Pembatalan RUU Pilkada oleh DPR RI: Pandangan dan Sikap LBH Kapuas Raya Indonesia

 

Lembaga Bantuan Hukum (LBH) Kapuas Raya Indonesia dengan ini menyatakan sikap terkait pembatalan Rancangan Undang-Undang Pemilihan Kepala Daerah (RUU Pilkada) oleh Dewan Perwakilan Rakyat Republik Indonesia (DPR RI). Seluruh masyarakat Indonesia pastinya sangat menyambut baik keputusan DPR RI yang telah membatalkan RUU Pilkada setelah mendengarkan masukan dari berbagai kalangan, termasuk dari masyarakat sipil dan organisasi non-pemerintah.

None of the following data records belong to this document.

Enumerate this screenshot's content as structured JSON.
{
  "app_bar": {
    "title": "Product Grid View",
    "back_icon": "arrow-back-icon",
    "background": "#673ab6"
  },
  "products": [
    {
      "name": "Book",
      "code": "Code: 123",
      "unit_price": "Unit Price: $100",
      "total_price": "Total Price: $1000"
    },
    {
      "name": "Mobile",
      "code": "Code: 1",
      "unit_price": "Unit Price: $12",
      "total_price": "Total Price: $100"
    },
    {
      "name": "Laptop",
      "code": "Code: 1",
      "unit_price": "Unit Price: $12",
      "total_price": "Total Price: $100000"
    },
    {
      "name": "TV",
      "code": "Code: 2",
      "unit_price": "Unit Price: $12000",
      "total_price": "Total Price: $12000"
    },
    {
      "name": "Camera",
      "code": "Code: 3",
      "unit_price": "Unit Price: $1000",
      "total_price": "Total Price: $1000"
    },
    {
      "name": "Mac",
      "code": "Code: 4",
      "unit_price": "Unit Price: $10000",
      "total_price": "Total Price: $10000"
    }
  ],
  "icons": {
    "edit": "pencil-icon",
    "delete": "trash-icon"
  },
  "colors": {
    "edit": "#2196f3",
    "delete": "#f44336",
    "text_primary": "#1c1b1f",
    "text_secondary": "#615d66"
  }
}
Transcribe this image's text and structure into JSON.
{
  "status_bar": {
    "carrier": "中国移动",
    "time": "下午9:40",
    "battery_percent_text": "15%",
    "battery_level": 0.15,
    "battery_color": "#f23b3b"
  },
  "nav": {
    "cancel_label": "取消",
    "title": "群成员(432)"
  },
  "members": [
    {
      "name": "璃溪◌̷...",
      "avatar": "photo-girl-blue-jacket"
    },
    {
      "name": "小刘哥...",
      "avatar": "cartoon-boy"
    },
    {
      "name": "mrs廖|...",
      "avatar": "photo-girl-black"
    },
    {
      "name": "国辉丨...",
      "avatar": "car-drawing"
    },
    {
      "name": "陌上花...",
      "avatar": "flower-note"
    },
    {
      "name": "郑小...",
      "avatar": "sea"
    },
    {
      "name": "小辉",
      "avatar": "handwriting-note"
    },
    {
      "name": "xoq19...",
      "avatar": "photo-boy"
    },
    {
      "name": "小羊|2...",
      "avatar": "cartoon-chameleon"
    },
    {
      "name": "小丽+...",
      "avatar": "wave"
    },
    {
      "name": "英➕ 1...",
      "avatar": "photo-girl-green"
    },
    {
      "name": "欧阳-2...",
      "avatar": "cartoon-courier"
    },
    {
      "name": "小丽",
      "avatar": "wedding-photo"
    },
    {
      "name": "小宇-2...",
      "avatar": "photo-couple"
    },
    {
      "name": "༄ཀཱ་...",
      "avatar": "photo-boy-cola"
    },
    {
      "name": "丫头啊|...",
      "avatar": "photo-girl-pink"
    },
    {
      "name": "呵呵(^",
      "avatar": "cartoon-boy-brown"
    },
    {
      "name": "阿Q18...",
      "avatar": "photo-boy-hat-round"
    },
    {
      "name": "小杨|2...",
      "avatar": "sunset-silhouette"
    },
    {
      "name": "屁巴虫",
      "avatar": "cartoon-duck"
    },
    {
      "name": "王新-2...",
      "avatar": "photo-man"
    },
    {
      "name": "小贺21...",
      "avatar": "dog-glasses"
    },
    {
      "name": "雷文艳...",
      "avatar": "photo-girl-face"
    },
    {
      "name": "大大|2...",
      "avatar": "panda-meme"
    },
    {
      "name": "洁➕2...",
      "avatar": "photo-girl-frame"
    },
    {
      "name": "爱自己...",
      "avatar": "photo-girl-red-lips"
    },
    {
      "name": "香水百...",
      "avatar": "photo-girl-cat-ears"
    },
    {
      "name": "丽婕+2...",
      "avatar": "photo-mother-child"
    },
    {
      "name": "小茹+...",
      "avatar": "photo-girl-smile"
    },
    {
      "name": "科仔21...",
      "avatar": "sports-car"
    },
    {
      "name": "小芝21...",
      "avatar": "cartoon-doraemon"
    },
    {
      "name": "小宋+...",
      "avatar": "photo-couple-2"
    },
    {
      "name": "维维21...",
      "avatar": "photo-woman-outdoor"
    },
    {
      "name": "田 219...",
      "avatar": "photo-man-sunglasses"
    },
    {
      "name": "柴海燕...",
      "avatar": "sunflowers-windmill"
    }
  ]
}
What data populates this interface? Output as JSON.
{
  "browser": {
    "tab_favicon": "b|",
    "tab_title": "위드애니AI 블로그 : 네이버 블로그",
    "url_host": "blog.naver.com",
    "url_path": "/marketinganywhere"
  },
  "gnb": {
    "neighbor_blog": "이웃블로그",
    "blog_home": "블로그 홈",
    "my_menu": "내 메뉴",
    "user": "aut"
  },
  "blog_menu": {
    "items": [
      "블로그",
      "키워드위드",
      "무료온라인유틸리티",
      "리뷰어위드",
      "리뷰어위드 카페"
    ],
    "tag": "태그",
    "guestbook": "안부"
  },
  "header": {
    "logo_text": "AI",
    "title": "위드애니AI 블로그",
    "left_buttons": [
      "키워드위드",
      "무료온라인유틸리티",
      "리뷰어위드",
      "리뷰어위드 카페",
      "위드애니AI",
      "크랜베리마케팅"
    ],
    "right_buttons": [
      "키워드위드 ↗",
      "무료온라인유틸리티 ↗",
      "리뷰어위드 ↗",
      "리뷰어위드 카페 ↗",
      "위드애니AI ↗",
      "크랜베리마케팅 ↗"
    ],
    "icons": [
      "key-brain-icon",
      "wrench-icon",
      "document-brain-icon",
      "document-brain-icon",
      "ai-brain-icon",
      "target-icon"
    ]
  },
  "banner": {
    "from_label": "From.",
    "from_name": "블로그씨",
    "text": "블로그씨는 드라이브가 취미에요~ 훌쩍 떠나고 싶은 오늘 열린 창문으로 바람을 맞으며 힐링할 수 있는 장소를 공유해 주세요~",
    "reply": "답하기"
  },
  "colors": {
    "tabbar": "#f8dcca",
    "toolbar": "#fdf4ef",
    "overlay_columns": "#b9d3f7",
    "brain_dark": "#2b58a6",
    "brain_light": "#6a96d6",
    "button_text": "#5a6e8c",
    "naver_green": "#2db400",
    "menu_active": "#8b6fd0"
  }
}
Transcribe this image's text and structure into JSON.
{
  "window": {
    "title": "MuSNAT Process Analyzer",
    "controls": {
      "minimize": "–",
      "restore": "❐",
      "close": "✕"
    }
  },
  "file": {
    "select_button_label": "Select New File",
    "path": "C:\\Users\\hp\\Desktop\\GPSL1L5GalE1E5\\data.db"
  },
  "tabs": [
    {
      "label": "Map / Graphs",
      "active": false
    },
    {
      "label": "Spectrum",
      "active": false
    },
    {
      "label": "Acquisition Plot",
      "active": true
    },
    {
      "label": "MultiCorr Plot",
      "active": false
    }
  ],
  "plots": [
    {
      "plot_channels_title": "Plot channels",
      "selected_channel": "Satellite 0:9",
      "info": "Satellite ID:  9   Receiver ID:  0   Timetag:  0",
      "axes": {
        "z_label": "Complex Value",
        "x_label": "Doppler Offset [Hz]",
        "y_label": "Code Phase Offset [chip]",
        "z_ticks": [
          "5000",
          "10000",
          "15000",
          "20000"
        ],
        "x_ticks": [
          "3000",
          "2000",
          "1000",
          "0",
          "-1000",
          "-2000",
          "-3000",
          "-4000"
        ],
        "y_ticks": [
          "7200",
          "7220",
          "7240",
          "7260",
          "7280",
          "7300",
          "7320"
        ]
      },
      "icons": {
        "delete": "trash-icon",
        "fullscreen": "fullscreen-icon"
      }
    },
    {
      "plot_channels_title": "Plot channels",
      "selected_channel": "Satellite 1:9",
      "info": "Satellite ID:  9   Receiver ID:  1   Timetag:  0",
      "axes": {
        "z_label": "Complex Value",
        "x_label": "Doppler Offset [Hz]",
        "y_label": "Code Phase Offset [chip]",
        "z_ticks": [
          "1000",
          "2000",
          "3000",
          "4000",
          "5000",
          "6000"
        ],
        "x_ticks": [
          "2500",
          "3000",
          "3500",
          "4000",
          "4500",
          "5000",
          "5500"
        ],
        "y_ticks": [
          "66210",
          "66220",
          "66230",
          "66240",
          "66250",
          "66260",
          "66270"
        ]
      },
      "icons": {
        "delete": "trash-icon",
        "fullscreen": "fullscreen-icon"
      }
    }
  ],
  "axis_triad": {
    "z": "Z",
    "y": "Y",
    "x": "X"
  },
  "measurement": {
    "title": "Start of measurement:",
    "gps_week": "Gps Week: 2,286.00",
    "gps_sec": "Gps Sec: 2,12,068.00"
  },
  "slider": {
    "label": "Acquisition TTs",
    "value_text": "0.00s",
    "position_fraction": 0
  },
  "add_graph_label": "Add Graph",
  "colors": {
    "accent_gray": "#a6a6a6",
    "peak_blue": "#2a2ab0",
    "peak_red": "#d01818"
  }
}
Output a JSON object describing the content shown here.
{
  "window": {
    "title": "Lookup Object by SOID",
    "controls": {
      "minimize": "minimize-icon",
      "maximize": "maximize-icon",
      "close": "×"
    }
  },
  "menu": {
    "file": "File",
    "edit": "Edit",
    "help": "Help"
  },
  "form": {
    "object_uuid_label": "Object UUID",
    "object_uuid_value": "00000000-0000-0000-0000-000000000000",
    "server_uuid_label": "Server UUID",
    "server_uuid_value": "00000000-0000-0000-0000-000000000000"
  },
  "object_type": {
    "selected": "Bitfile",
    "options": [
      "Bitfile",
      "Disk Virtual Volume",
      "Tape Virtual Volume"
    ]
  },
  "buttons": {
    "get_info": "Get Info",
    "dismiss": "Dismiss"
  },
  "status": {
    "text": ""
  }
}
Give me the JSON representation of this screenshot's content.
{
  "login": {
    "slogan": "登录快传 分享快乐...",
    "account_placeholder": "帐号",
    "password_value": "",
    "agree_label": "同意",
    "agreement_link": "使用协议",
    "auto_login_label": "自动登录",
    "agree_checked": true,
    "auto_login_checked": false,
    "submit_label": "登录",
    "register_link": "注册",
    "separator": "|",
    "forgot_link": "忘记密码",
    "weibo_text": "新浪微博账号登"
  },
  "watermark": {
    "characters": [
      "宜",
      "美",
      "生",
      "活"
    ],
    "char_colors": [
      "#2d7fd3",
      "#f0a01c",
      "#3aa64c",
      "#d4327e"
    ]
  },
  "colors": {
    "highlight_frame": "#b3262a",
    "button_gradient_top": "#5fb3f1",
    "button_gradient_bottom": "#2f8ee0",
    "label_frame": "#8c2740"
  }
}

LBH Kapuas Raya Indonesia berpendapat bahwa pembatalan ini merupakan langkah yang tepat untuk menjaga demokrasi dan mencegah potensi pelanggaran hak-hak politik warga negara. Kami berharap agar pembatalan ini diikuti dengan kajian yang lebih komprehensif dan transparan mengenai sistem pemilihan kepala daerah yang ideal di Indonesia, serta adanya keterlibatan aktif masyarakat dalam proses pembahasannya.

Analisis LBH Kapuas Raya Indonesia: Apakah KPU Akan Melaksanakan Putusan Mahkamah Agung Nomor 23 P/HUM/2024 atau Putusan Mahkamah Konstitusi Nomor 70/PUU-XXII/2024?

Perlu kami tekankan dalam pernyataan sikap ini bahwa kami tidak akan masuk ke dalam Putusan Mahkamah Konstitusi Nomor 60/PUU-XXII/2024 akan tetapi Putusan Mahkamah Konstitusi Nomor 70/PUU-XXII/2024. Sebagai Organisasi Masyarakat Sipil yang disuarakan sampai hari ini adalah yang jelas mengenai ambang batas usia dari calon kepala daerah baik gubernur dan/atau bupati atau wali kota, walau pun terkait dengan Putusan Mahkamah Konstitusi Nomor 60/PUU-XXII/2024 kami anggap kami tidak perlu banyak berkomentar karena ini juga jelas dari amar putusannya walau pun ada Pendapat Berbeda (Dissenting Opinion) dan Alasan Berbeda (Concurring Opinion), yang jelas putusan 60 ini sudah dikabulkan sebagian. Itu mutlak tidak bisa diapa-apakan, lantas bagaimana dengan putusan 70? Putusan ini amarnya bukan dikabulkan baik seluruhnya atau sebagai, akan tetapi permohonan ini ditolak. Kembali digaris bawahi, permohonan 70 ini ditolak oleh MK.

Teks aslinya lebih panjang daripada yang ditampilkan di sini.